Raspberry Pi 400 Official Kit
 LED
 Resistor (1k)
 Breadboard
 Jumper wires

Software Requirements:

Raspberry Pi OS (latest version)
 Python 3.x installed

Code:
```python
import RPi.GPIO as GPIO
import time

# Set up GPIO mode
GPIO.setmode(GPIO.BCM)

# Set up the LED pin as an output
GPIO.setup(17, GPIO.OUT)

try:
    while True:
        # Turn the LED on
        GPIO.output(17, GPIO.HIGH)
        time.sleep(1)

# Turn the LED off
        GPIO.output(17, GPIO.LOW)
        time.sleep(1)

except KeyboardInterrupt:
    # Clean up GPIO on exit
    GPIO.cleanup()
```
Explanation:

This code uses the RPi.GPIO library to control the GPIO pins on the Raspberry Pi 400. We set up the LED pin (GPIO 17) as an output and use a loop to toggle the LED on and off every second.

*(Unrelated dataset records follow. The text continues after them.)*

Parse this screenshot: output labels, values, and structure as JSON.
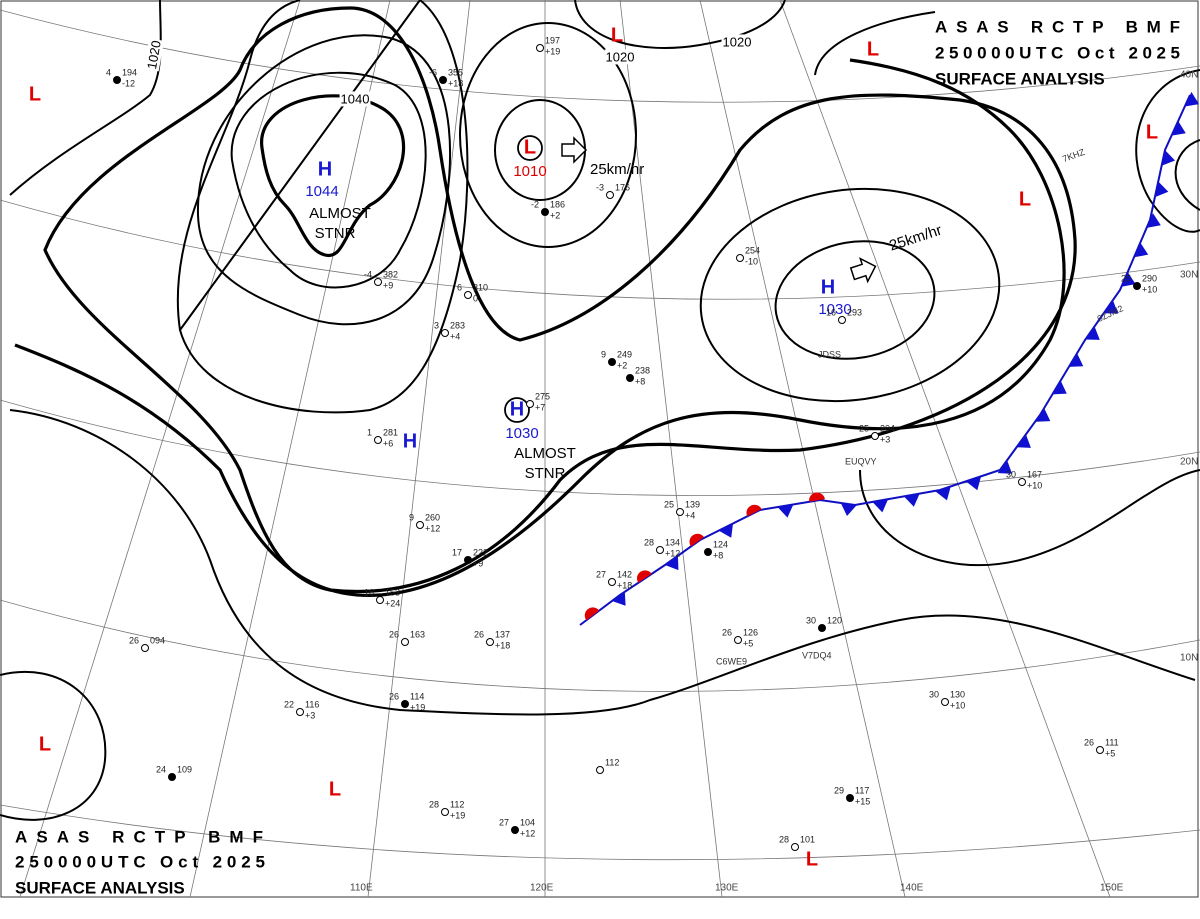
{
  "header": {
    "top": {
      "line1": "ASAS RCTP BMF",
      "line2": "250000UTC Oct 2025",
      "line3": "SURFACE ANALYSIS"
    },
    "bottom": {
      "line1": "ASAS RCTP BMF",
      "line2": "250000UTC Oct 2025",
      "line3": "SURFACE ANALYSIS"
    }
  },
  "pressure_systems": [
    {
      "symbol": "H",
      "pressure": "1044",
      "note": [
        "ALMOST",
        "STNR"
      ]
    },
    {
      "symbol": "L",
      "pressure": "1010"
    },
    {
      "symbol": "H",
      "pressure": "1030",
      "note": [
        "ALMOST",
        "STNR"
      ]
    },
    {
      "symbol": "H",
      "pressure": "1030"
    },
    {
      "symbol": "H"
    },
    {
      "symbol": "L"
    },
    {
      "symbol": "L"
    },
    {
      "symbol": "L"
    },
    {
      "symbol": "L"
    },
    {
      "symbol": "L"
    },
    {
      "symbol": "L"
    },
    {
      "symbol": "L"
    },
    {
      "symbol": "L"
    }
  ],
  "isobar_labels": [
    "1020",
    "1020",
    "1020",
    "1040"
  ],
  "motions": [
    "25km/hr",
    "25km/hr"
  ],
  "grid_labels": {
    "longitude": [
      "110E",
      "120E",
      "130E",
      "140E",
      "150E"
    ],
    "latitude": [
      "40N",
      "30N",
      "20N",
      "10N"
    ]
  },
  "ship_ids": [
    "7KHZ",
    "0ZJM2",
    "JDSS",
    "EUQVY",
    "C6WE9",
    "V7DQ4"
  ],
  "stations": [
    {
      "temp": "-6",
      "pressure": "355",
      "tendency": "+18"
    },
    {
      "pressure": "197",
      "tendency": "+19"
    },
    {
      "temp": "-3",
      "pressure": "176"
    },
    {
      "temp": "-2",
      "pressure": "186",
      "tendency": "+2"
    },
    {
      "temp": "6",
      "pressure": "310",
      "tendency": "0"
    },
    {
      "temp": "3",
      "pressure": "283",
      "tendency": "+4"
    },
    {
      "temp": "9",
      "pressure": "249",
      "tendency": "+2"
    },
    {
      "pressure": "275",
      "tendency": "+7"
    },
    {
      "temp": "9",
      "pressure": "260",
      "tendency": "+12"
    },
    {
      "temp": "17",
      "pressure": "222",
      "tendency": "+9"
    },
    {
      "temp": "27",
      "pressure": "142",
      "tendency": "+18"
    },
    {
      "temp": "28",
      "pressure": "134",
      "tendency": "+12"
    },
    {
      "pressure": "124",
      "tendency": "+8"
    },
    {
      "temp": "25",
      "pressure": "139",
      "tendency": "+4"
    },
    {
      "temp": "26",
      "pressure": "126",
      "tendency": "+5"
    },
    {
      "temp": "30",
      "pressure": "120"
    },
    {
      "temp": "30",
      "pressure": "130",
      "tendency": "+10"
    },
    {
      "temp": "26",
      "pressure": "111",
      "tendency": "+5"
    },
    {
      "temp": "29",
      "pressure": "117",
      "tendency": "+15"
    },
    {
      "temp": "28",
      "pressure": "101"
    },
    {
      "pressure": "112"
    },
    {
      "temp": "27",
      "pressure": "104",
      "tendency": "+12"
    },
    {
      "temp": "28",
      "pressure": "112",
      "tendency": "+19"
    },
    {
      "temp": "22",
      "pressure": "116",
      "tendency": "+3"
    },
    {
      "temp": "24",
      "pressure": "109"
    },
    {
      "temp": "26",
      "pressure": "094"
    },
    {
      "temp": "26",
      "pressure": "137",
      "tendency": "+18"
    },
    {
      "temp": "26",
      "pressure": "114",
      "tendency": "+19"
    },
    {
      "temp": "16",
      "pressure": "153",
      "tendency": "+24"
    },
    {
      "temp": "26",
      "pressure": "163"
    },
    {
      "pressure": "238",
      "tendency": "+8"
    },
    {
      "pressure": "254",
      "tendency": "-10"
    },
    {
      "temp": "16",
      "pressure": "293"
    },
    {
      "temp": "25",
      "pressure": "290",
      "tendency": "+10"
    },
    {
      "temp": "30",
      "pressure": "167",
      "tendency": "+10"
    },
    {
      "temp": "25",
      "pressure": "204",
      "tendency": "+3"
    },
    {
      "temp": "4",
      "pressure": "194",
      "tendency": "-12"
    },
    {
      "temp": "-4",
      "pressure": "382",
      "tendency": "+9"
    },
    {
      "temp": "1",
      "pressure": "281",
      "tendency": "+6"
    }
  ]
}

### Example 2: IoT-based Weather Station using Python and API

In this example, we will use the Raspberry Pi 400 to create a basic weather station that retrieves weather data from an API and displays it on an LCD screen.

Hardware Requirements:

Raspberry Pi 400 Official Kit
 LCD screen (16x2)
 Breadboard
 Jumper wires
 Internet connection

Software Requirements:

Raspberry Pi OS (latest version)
 Python 3.x installed
 `requests` library installed
 `py_lcd` library installed (for LCD screen control)

Code:
```python
import requests
import py_lcd

# Set up the LCD screen
lcd = py_lcd.LCD(0x27, 16, 2)

# API endpoint for weather data
api_url = "http://api.openweathermap.org/data/2.5/weather"

# API key (replace with your own)
api_key = "YOUR_API_KEY"

try:
    while True:
        # Retrieve weather data from API
        response = requests.get(api_url, params={"q": "London,UK", "appid": api_key})
        data = response.json()

# Extract temperature and humidity from data
        temp = data["main"]["temp"]
        humidity = data["main"]["humidity"]

# Display weather data on LCD screen
        lcd.clear()
        lcd.print("Temp: {:.1f}C".format(temp - 273.15))
        lcd.print("Humidity: {:.0f}%".format(humidity))

# Wait 10 seconds before updating again
        time.sleep(10)

except KeyboardInterrupt:
    # Clean up LCD screen on exit
    lcd.clear()
```
Explanation:

This code uses the `requests` library to retrieve weather data from the OpenWeatherMap API. We then use the `py_lcd` library to control the LCD screen and display the temperature and humidity data. The code runs in an infinite loop, updating the LCD screen every 10 seconds.

These examples demonstrate the versatility and ease of use of the Raspberry Pi 400 Official Kit in various IoT contexts.